3 comments on “Book Notes: The Time Paradox by Zimbardo
  • Although all of this is interesting, it’s almost certainly overgeneralizing. Especially in behavioral psych studies, claiming that a study “shows X” is often a matter of 55% X, 45% Y with p < .05. Pop psych books tend to ignore these "subtleties." "From these studies, we can see that constraints on time change the value we place on emotional goals." This is not necessarily the right conclusion. It might also be that those with less perceived time remaining are more conservative with their time.

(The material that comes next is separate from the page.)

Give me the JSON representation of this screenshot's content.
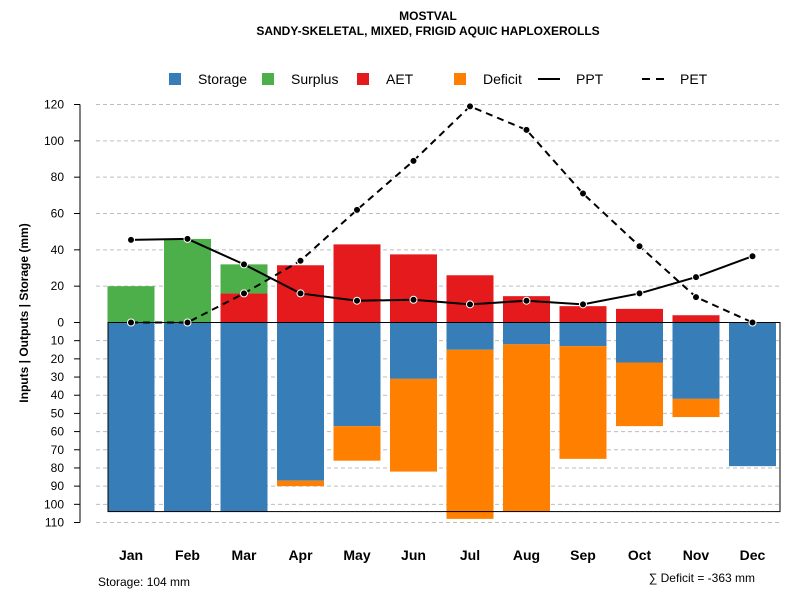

If you enjoy family, you know what you are going to get and don't have to make an investment; with a new acquaintance or a book author, you don't know whether the cost of getting to know the person, or spending the time, will be worth it. So it may be simple risk averseness in the use of time.

  • To me, one of the (big) takeaways from the book is that we have time orientation, but we don’t often recognize it in ourselves or others. As I wrote in my post on the subject:

    Zimbardo also wrote The Lucifer Effect: Understanding How Good People Turn Evil, which together with Dan Ariely’s Predictably Irrational, pokes holes in traditional economic thinking concerning man as as a rational actor. All three argue that things are not as simple. In Zimbardo and Boyd’s case, the problem is that we don’t consciously realize how we tend to think about past, present, and future, or if we do, we aren’t able to step outside ourselves to realize how we’re thinking. What is “rational?” in the context of past, present, and future? To enjoy the moment, or to work toward a future moment? Zimbardo and Boyd implicitly argue neither, and they point to the poorly understood trade-offs we make regarding how we orient ourselves chronologically. That I use the language of economics to present this parallels Zimbardo and Boyd, who discuss “The Economics of Time” along with the nature of opportunity costs—another well-known issue too little referenced in everyday discourse.

  • You do realize that Zimbardo is a professional and highly respected psychologist, right? This book has a popular application, but the research behind it is academically and scientifically rigorous.